"Stern" wird 60:Die Wundertüte der Nation

Nach Hitler-Tagebuch-Affäre und Illustriertensterben: Das Allerbeste, was man über den Stern heute sagen kann, ist, dass es ihn noch gibt.

Hans-Jürgen Jakobs

Schwungvoll musste er sein, und doch irgendwie seriös. Also übte Henri Nannen immer wieder, bis er saß, dieser begrüßende Schriftzug: "Lieber Sternleser!" Das schrieb der Mann, der es erklärtermaßen auf "Lieschen Müller" abgesehen hatte, über die Editorials seiner Zeitschrift.

So begann der Stern jahrzehntelang, die "Wundertüte" oder der "Musikdampfer", wie die Illustrierte des Gründungsverlegers Nannen genannt wurde. Er hatte nach dem Zweiten Weltkrieg eine Lizenz für die Jugendzeitschrift Zick-Zack ergattert und später spontan einen britischen Presse-Commander namens Baker überredet, daraus den Stern zu machen.

Am 1. August 1948, also vor genau 60 Jahren, erschien das neue Blatt, mit Hildegard Knef im Heu auf dem Titel. Die Zeitschrift mit dem Zick-Zack-Stern gab dem Land lange Zeit ein Bild, sie ließ es auf höherem Niveau menscheln und machte selbstbewusst Kampagnen, für die Ostpolitik oder gegen Paragraph 218, für freie Liebe oder gegen Helmut Kohl, die "Birne".

Das Allerbeste, was man über den Stern heute sagen kann, ist, dass es ihn noch gibt.

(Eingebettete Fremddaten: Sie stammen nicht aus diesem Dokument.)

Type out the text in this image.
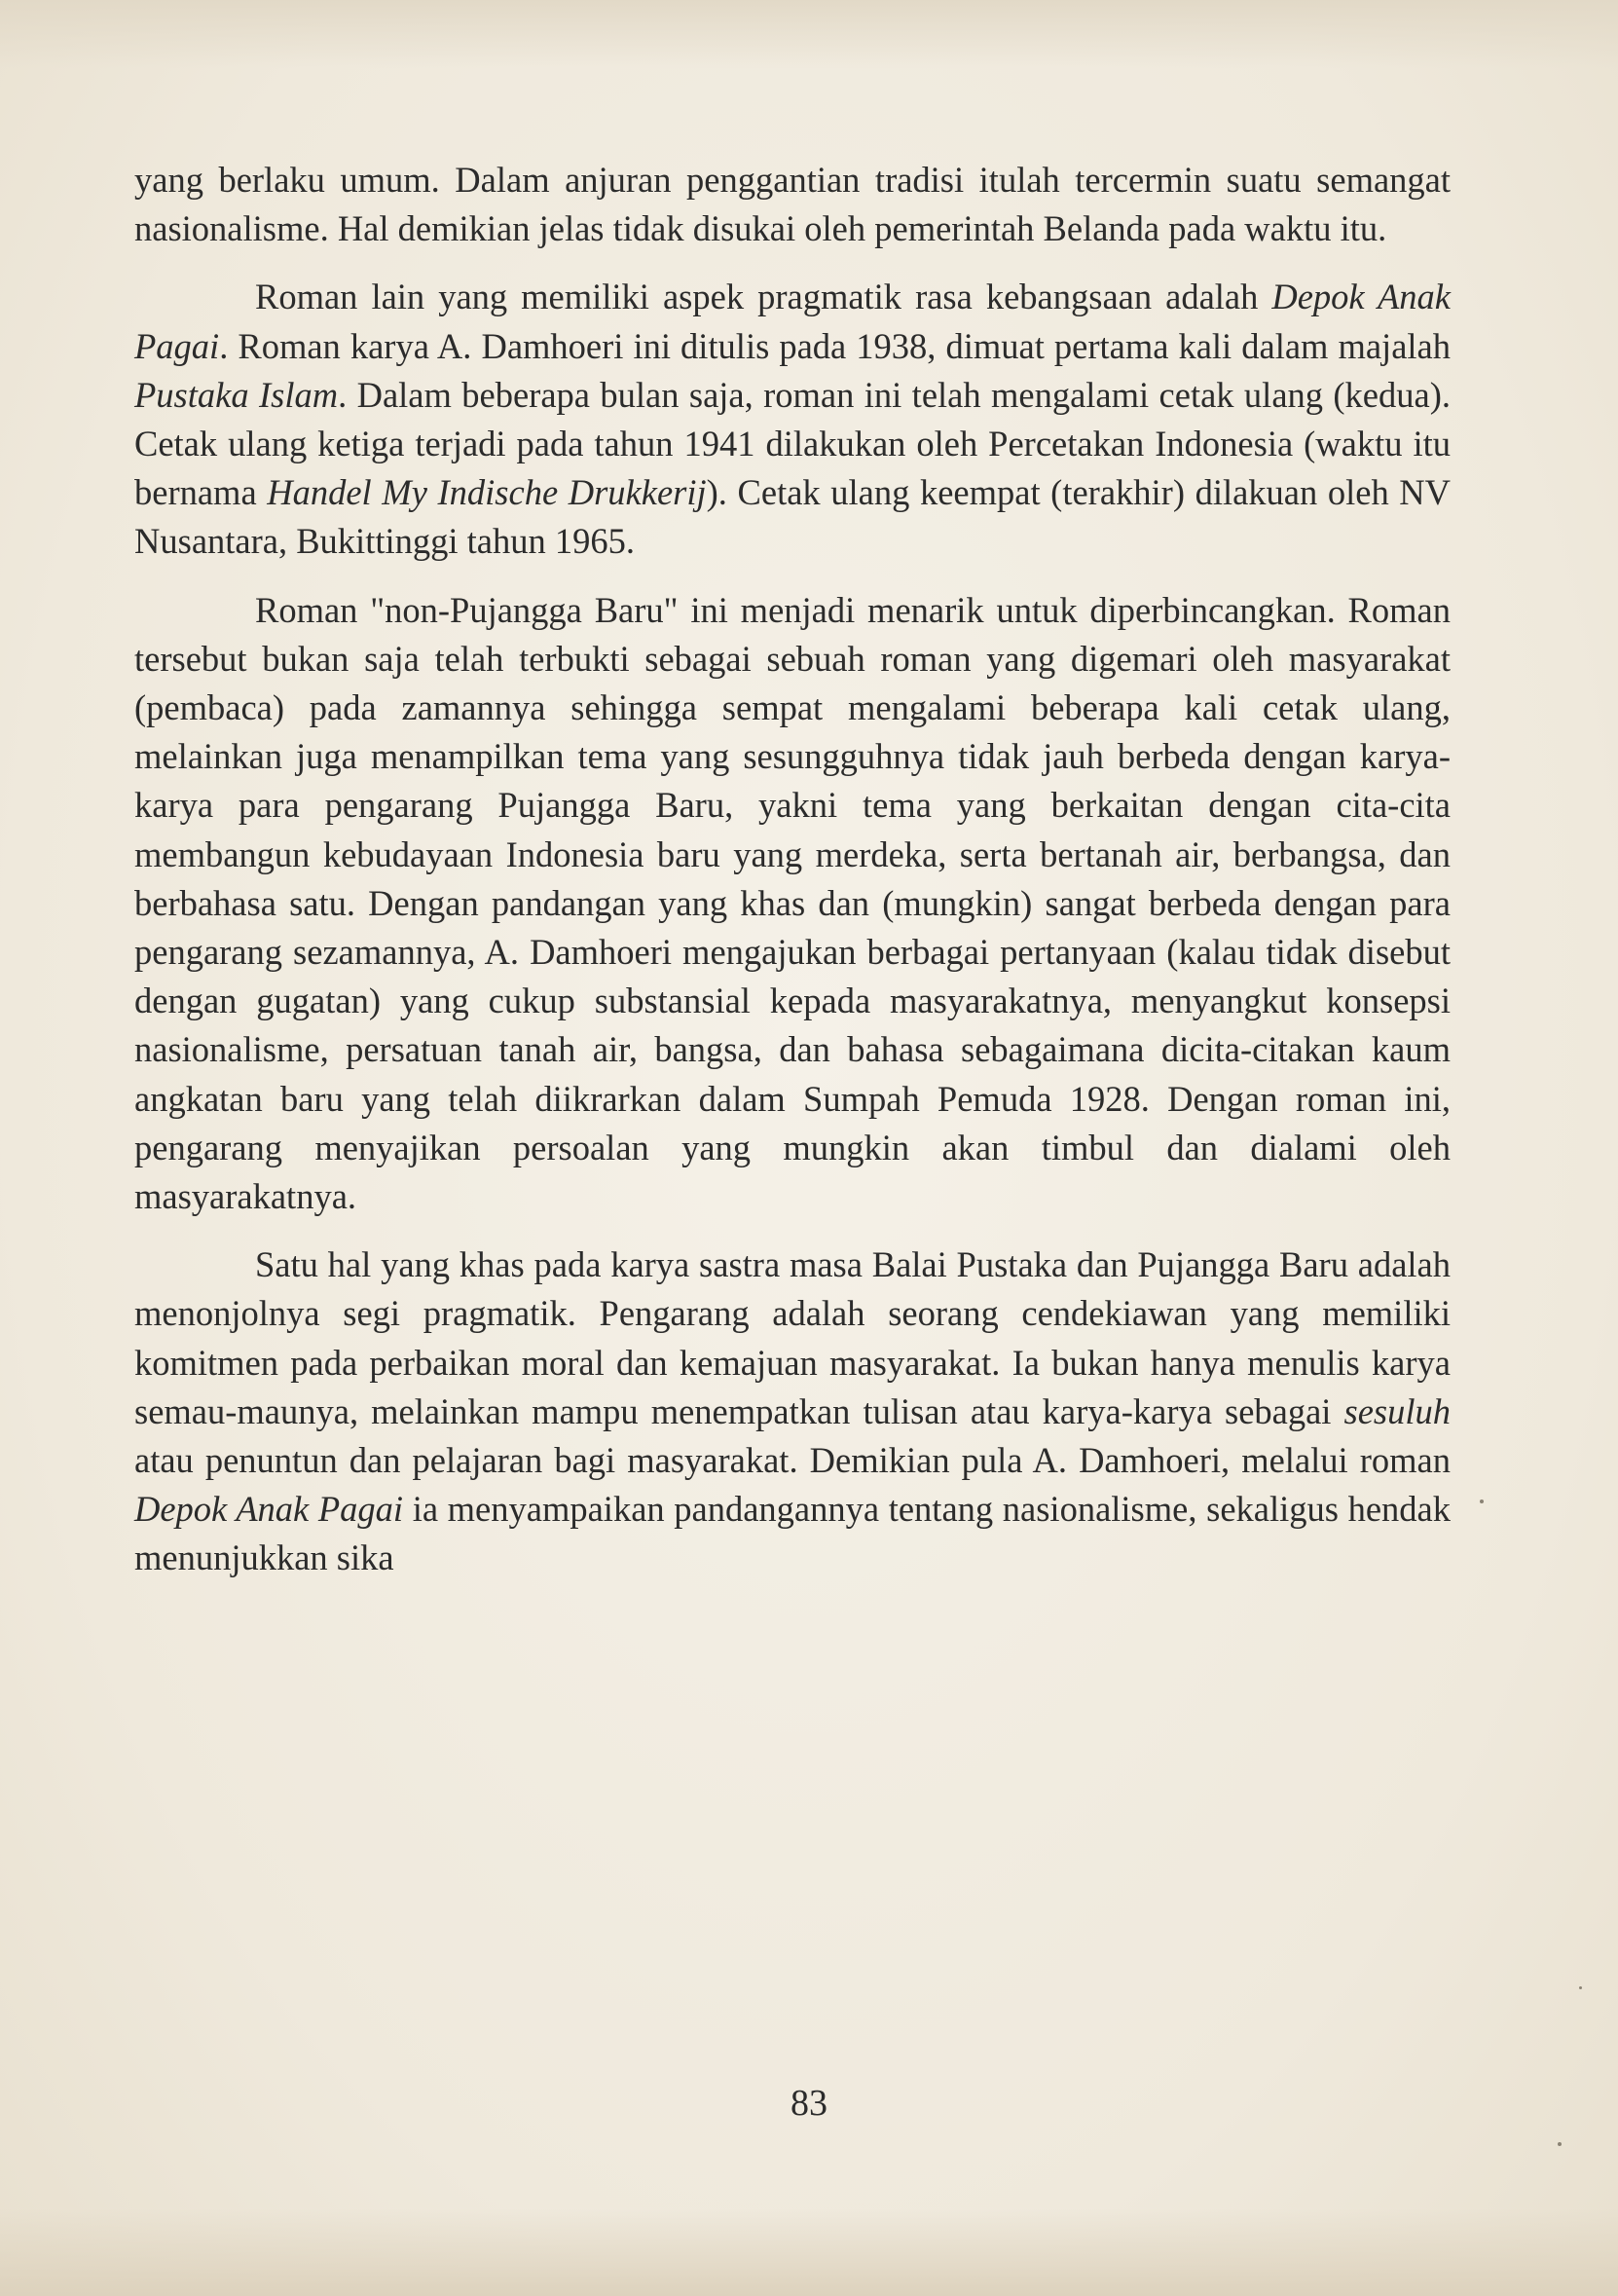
yang berlaku umum. Dalam anjuran penggantian tradisi itulah tercermin suatu semangat nasionalisme. Hal demikian jelas tidak disukai oleh pemerintah Belanda pada waktu itu.

Roman lain yang memiliki aspek pragmatik rasa kebangsaan adalah Depok Anak Pagai. Roman karya A. Damhoeri ini ditulis pada 1938, dimuat pertama kali dalam majalah Pustaka Islam. Dalam beberapa bulan saja, roman ini telah mengalami cetak ulang (kedua). Cetak ulang ketiga terjadi pada tahun 1941 dilakukan oleh Percetakan Indonesia (waktu itu bernama Handel My Indische Drukkerij). Cetak ulang keempat (terakhir) dilakuan oleh NV Nusantara, Bukittinggi tahun 1965.

Roman "non-Pujangga Baru" ini menjadi menarik untuk diperbincangkan. Roman tersebut bukan saja telah terbukti sebagai sebuah roman yang digemari oleh masyarakat (pembaca) pada zamannya sehingga sempat mengalami beberapa kali cetak ulang, melainkan juga menampilkan tema yang sesungguhnya tidak jauh berbeda dengan karya-karya para pengarang Pujangga Baru, yakni tema yang berkaitan dengan cita-cita membangun kebudayaan Indonesia baru yang merdeka, serta bertanah air, berbangsa, dan berbahasa satu. Dengan pandangan yang khas dan (mungkin) sangat berbeda dengan para pengarang sezamannya, A. Damhoeri mengajukan berbagai pertanyaan (kalau tidak disebut dengan gugatan) yang cukup substansial kepada masyarakatnya, menyangkut konsepsi nasionalisme, persatuan tanah air, bangsa, dan bahasa sebagaimana dicita-citakan kaum angkatan baru yang telah diikrarkan dalam Sumpah Pemuda 1928. Dengan roman ini, pengarang menyajikan persoalan yang mungkin akan timbul dan dialami oleh masyarakatnya.

Satu hal yang khas pada karya sastra masa Balai Pustaka dan Pujangga Baru adalah menonjolnya segi pragmatik. Pengarang adalah seorang cendekiawan yang memiliki komitmen pada perbaikan moral dan kemajuan masyarakat. Ia bukan hanya menulis karya semau-maunya, melainkan mampu menempatkan tulisan atau karya-karya sebagai sesuluh atau penuntun dan pelajaran bagi masyarakat. Demikian pula A. Damhoeri, melalui roman Depok Anak Pagai ia menyampaikan pandangannya tentang nasionalisme, sekaligus hendak menunjukkan sika

83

Das ist schon mal eine Leistung. Viele der Wegbegleiter wie Quick sind verschwunden; erst jüngst gab Revue auf. Und die badische Illustrierte Das Ufer, aus der die Bunte wurde, ist eine Society-Zeitschrift mit Schwerpunkt Liebe und Trennung. Was aber ist der Stern?

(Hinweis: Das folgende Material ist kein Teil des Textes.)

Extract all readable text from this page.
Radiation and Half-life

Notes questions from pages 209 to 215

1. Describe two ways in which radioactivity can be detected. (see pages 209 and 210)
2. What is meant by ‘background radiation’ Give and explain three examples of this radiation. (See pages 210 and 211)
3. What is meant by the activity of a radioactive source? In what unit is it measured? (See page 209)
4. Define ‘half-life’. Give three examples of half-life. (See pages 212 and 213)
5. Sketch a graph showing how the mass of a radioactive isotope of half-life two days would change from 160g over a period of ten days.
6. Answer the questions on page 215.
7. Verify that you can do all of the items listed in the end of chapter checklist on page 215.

Der Chefredakteur schreibt heute "Liebe Stern-Leser" mit Bindestrich und verkündet: "Die schöne neue Teilzeit-Welt hat sich entzaubert", und beim Stichwort Entzauberung fallen einem sofort auch Klassiker der deutschen Presse ein.

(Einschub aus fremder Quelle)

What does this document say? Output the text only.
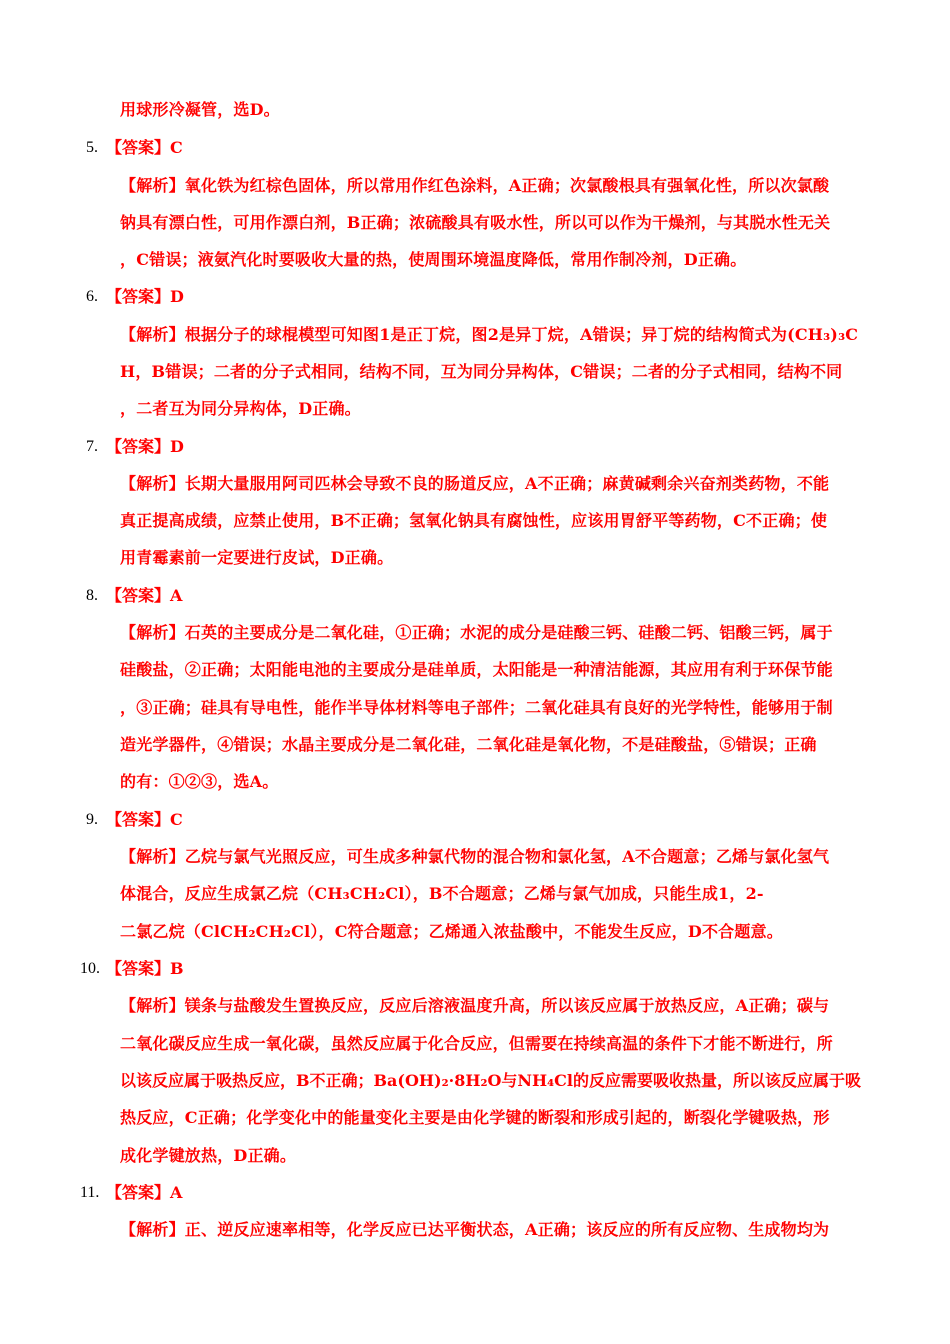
用球形冷凝管，选D。
5. 【答案】C
【解析】氧化铁为红棕色固体，所以常用作红色涂料，A正确；次氯酸根具有强氧化性，所以次氯酸
钠具有漂白性，可用作漂白剂，B正确；浓硫酸具有吸水性，所以可以作为干燥剂，与其脱水性无关
，C错误；液氨汽化时要吸收大量的热，使周围环境温度降低，常用作制冷剂，D正确。
6. 【答案】D
【解析】根据分子的球棍模型可知图1是正丁烷，图2是异丁烷，A错误；异丁烷的结构简式为(CH₃)₃C
H，B错误；二者的分子式相同，结构不同，互为同分异构体，C错误；二者的分子式相同，结构不同
，二者互为同分异构体，D正确。
7. 【答案】D
【解析】长期大量服用阿司匹林会导致不良的肠道反应，A不正确；麻黄碱剩余兴奋剂类药物，不能
真正提高成绩，应禁止使用，B不正确；氢氧化钠具有腐蚀性，应该用胃舒平等药物，C不正确；使
用青霉素前一定要进行皮试，D正确。
8. 【答案】A
【解析】石英的主要成分是二氧化硅，①正确；水泥的成分是硅酸三钙、硅酸二钙、铝酸三钙，属于
硅酸盐，②正确；太阳能电池的主要成分是硅单质，太阳能是一种清洁能源，其应用有利于环保节能
，③正确；硅具有导电性，能作半导体材料等电子部件；二氧化硅具有良好的光学特性，能够用于制
造光学器件，④错误；水晶主要成分是二氧化硅，二氧化硅是氧化物，不是硅酸盐，⑤错误；正确
的有：①②③，选A。
9. 【答案】C
【解析】乙烷与氯气光照反应，可生成多种氯代物的混合物和氯化氢，A不合题意；乙烯与氯化氢气
体混合，反应生成氯乙烷（CH₃CH₂Cl），B不合题意；乙烯与氯气加成，只能生成1，2-
二氯乙烷（ClCH₂CH₂Cl），C符合题意；乙烯通入浓盐酸中，不能发生反应，D不合题意。
10. 【答案】B
【解析】镁条与盐酸发生置换反应，反应后溶液温度升高，所以该反应属于放热反应，A正确；碳与
二氧化碳反应生成一氧化碳，虽然反应属于化合反应，但需要在持续高温的条件下才能不断进行，所
以该反应属于吸热反应，B不正确；Ba(OH)₂·8H₂O与NH₄Cl的反应需要吸收热量，所以该反应属于吸
热反应，C正确；化学变化中的能量变化主要是由化学键的断裂和形成引起的，断裂化学键吸热，形
成化学键放热，D正确。
11. 【答案】A
【解析】正、逆反应速率相等，化学反应已达平衡状态，A正确；该反应的所有反应物、生成物均为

Ein politisches Magazin a la Spiegel hat der Stern nicht werden dürfen, und mit Nutzwertthemen hat sich Focus inzwischen schwer sauer gefahren. Die stärksten Elemente in Nannens Tütenmagazin wurden zum Kern neuer Blätter: Die Großberichte aus allen Kontinenten führten zu Geo, und die Fotostrecken macht heute in extensio View. Die Welt kommt heute über Fernsehen und Internet zu Lieschen Müller. Und die findet im Übrigen die großen Männer der Politik ziemlich unspannend.

Der 1996 gestorbene Henri Nannen dagegen hatte es mit Typen zu tun, denen er sich näherte wie der Sonderbotschafter der Pressefreiheit. Mit spitzendiplomatischen Habitus stieg er mit Willy Brandt in den Swimming-Pool oder saß mit Leonid Breschnew auf der Yacht. Ein Fotograf war glücklicherwesie immer dabei.

Party vorbei

Sex und Sternchen sicherten die Auflage, doch als im Mai 1983 der Skandal um die gefälschten Hitler-Tagebücher die Redaktion erwischte, war die Party auf einmal vorbei. Der Verlag wollte den Zeitläuften partout mit einem "neuen Nannen" entkommen und verschließ zwischen 1980 und 1999 ein volles Dutzend Chefredakteure.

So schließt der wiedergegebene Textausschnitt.